Isolde targets the market for gene-based diagnosis, having Siiquent sell consumables instead of test instruments. Siiquent provides consumables such as biological and chemical compounds and test kits, and offers them at a price less than the fixed reimbursements labs and hospitals received. This aligns with their revenue model of selling shavers and making money on the blades. Their free customer service also adds to the revenue model, allowing them to generate more business.
Emanuel targets the market on genomic devices with Teomik. They are able to focus their revenue model on these high-priced machines because institutions such as Max Planck Institutes didn’t balk at the high instrument prices. In other words, Teomik has a niche customer segment that is willing to pay a high price for machinery.

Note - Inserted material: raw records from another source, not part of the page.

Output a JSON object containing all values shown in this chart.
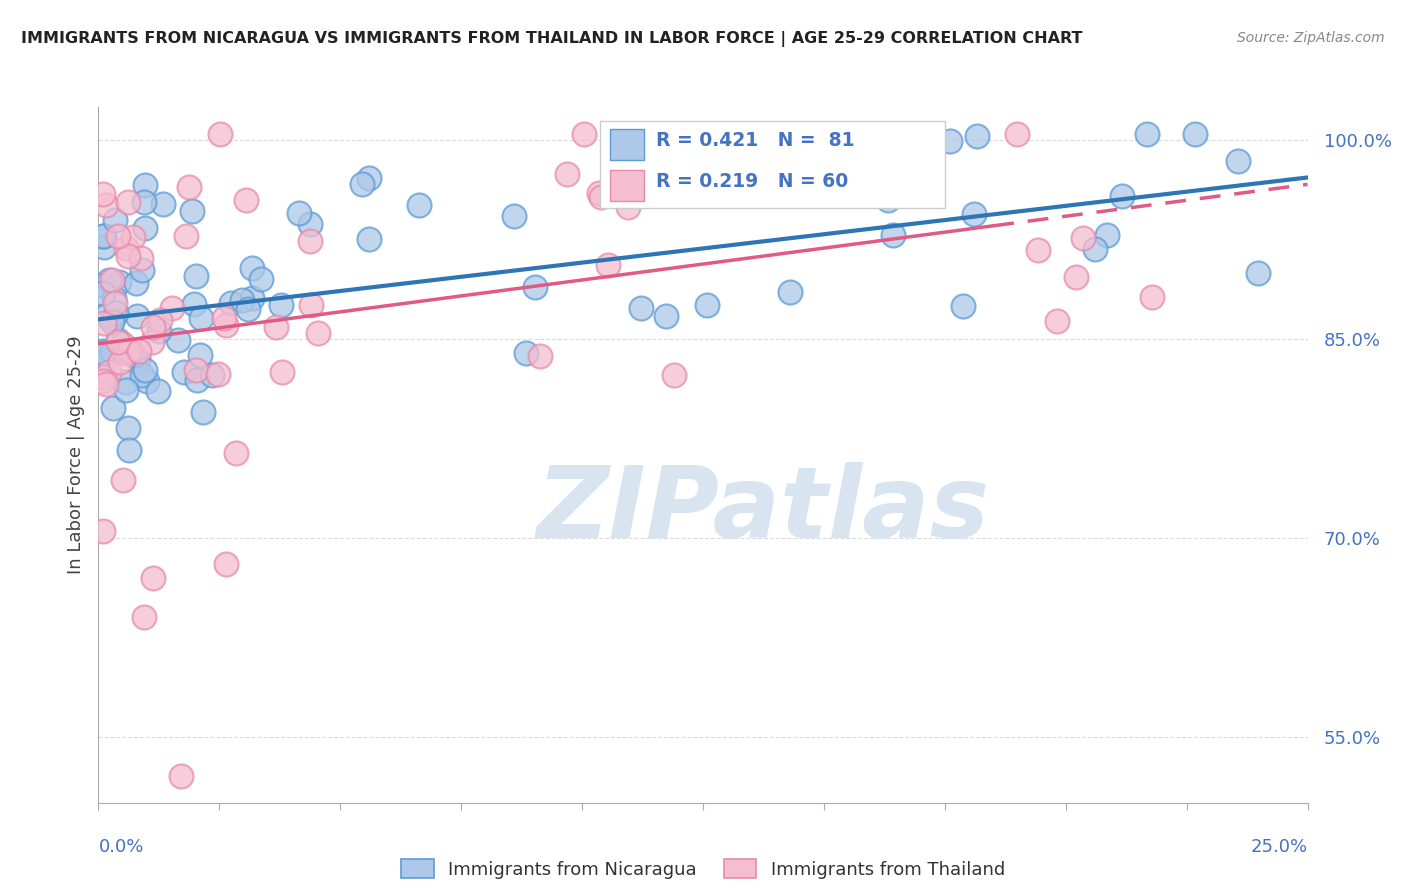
{
  "title": "IMMIGRANTS FROM NICARAGUA VS IMMIGRANTS FROM THAILAND IN LABOR FORCE | AGE 25-29 CORRELATION CHART",
  "source": "Source: ZipAtlas.com",
  "ylabel": "In Labor Force | Age 25-29",
  "xmin": 0.0,
  "xmax": 0.25,
  "ymin": 0.5,
  "ymax": 1.025,
  "yticks": [
    0.55,
    0.7,
    0.85,
    1.0
  ],
  "ytick_labels": [
    "55.0%",
    "70.0%",
    "85.0%",
    "100.0%"
  ],
  "blue_R": 0.421,
  "blue_N": 81,
  "pink_R": 0.219,
  "pink_N": 60,
  "blue_color": "#adc8e8",
  "blue_edge_color": "#5b9bd5",
  "blue_line_color": "#2e75b6",
  "pink_color": "#f4bdd0",
  "pink_edge_color": "#e88aab",
  "pink_line_color": "#e05a84",
  "legend_label_blue": "Immigrants from Nicaragua",
  "legend_label_pink": "Immigrants from Thailand",
  "tick_label_color": "#4472c4",
  "watermark_color": "#d8e4f0",
  "background_color": "#ffffff",
  "grid_color": "#cccccc"
}
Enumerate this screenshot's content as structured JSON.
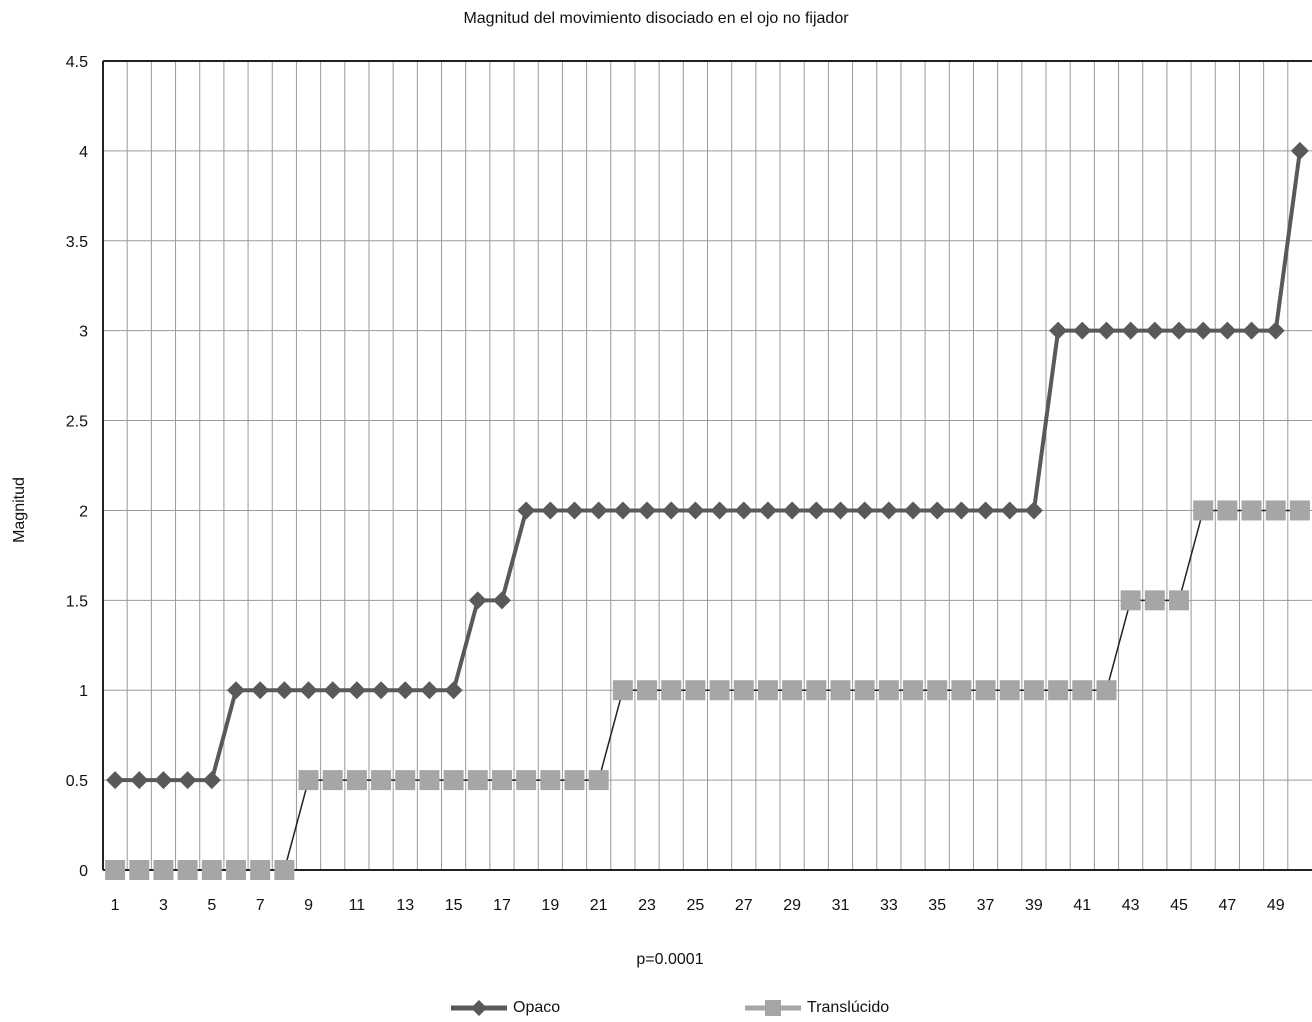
{
  "chart_data": {
    "type": "line",
    "title": "Magnitud del movimiento disociado en el ojo no fijador",
    "xlabel": "",
    "ylabel": "Magnitud",
    "annotation": "p=0.0001",
    "x": [
      1,
      2,
      3,
      4,
      5,
      6,
      7,
      8,
      9,
      10,
      11,
      12,
      13,
      14,
      15,
      16,
      17,
      18,
      19,
      20,
      21,
      22,
      23,
      24,
      25,
      26,
      27,
      28,
      29,
      30,
      31,
      32,
      33,
      34,
      35,
      36,
      37,
      38,
      39,
      40,
      41,
      42,
      43,
      44,
      45,
      46,
      47,
      48,
      49,
      50
    ],
    "x_tick_labels": [
      "1",
      "3",
      "5",
      "7",
      "9",
      "11",
      "13",
      "15",
      "17",
      "19",
      "21",
      "23",
      "25",
      "27",
      "29",
      "31",
      "33",
      "35",
      "37",
      "39",
      "41",
      "43",
      "45",
      "47",
      "49"
    ],
    "y_ticks": [
      "0",
      "0.5",
      "1",
      "1.5",
      "2",
      "2.5",
      "3",
      "3.5",
      "4",
      "4.5"
    ],
    "ylim": [
      0,
      4.5
    ],
    "grid": true,
    "legend_position": "bottom",
    "series": [
      {
        "name": "Opaco",
        "color": "#595959",
        "marker": "diamond",
        "values": [
          0.5,
          0.5,
          0.5,
          0.5,
          0.5,
          1,
          1,
          1,
          1,
          1,
          1,
          1,
          1,
          1,
          1,
          1.5,
          1.5,
          2,
          2,
          2,
          2,
          2,
          2,
          2,
          2,
          2,
          2,
          2,
          2,
          2,
          2,
          2,
          2,
          2,
          2,
          2,
          2,
          2,
          2,
          3,
          3,
          3,
          3,
          3,
          3,
          3,
          3,
          3,
          3,
          4
        ]
      },
      {
        "name": "Translúcido",
        "color": "#a6a6a6",
        "marker": "square",
        "values": [
          0,
          0,
          0,
          0,
          0,
          0,
          0,
          0,
          0.5,
          0.5,
          0.5,
          0.5,
          0.5,
          0.5,
          0.5,
          0.5,
          0.5,
          0.5,
          0.5,
          0.5,
          0.5,
          1,
          1,
          1,
          1,
          1,
          1,
          1,
          1,
          1,
          1,
          1,
          1,
          1,
          1,
          1,
          1,
          1,
          1,
          1,
          1,
          1,
          1.5,
          1.5,
          1.5,
          2,
          2,
          2,
          2,
          2
        ]
      }
    ]
  }
}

The pro of imposing a single revenue model is that it allows the two sub organizations to be aligned with upper leadership. It provides a more streamlined process for creating goals and targets to hit. On the other hand, it can limit the potential of either company.
By letting the company continue in its flexible way, we are allowing it to be able to continue a tried and true method of generating revenue. The company knows what works best for itself, and merging two companies’ revenue models together can be tough because each company is targeting a slightly different field. However, the peril of this is that it can struggle to align on goals towards the end and struggle to work together cohesively.
A discussion to ensure a fair merging process involves listening to both sides and having a discussion on any changes that need to be made to the model that ensures both parties are heard. Perhaps if it were one revenue model, we can tweak it to make sure that both sides continue to be successful. Or if it were two separate, flexible models, we can find a way to have the companies align with each other.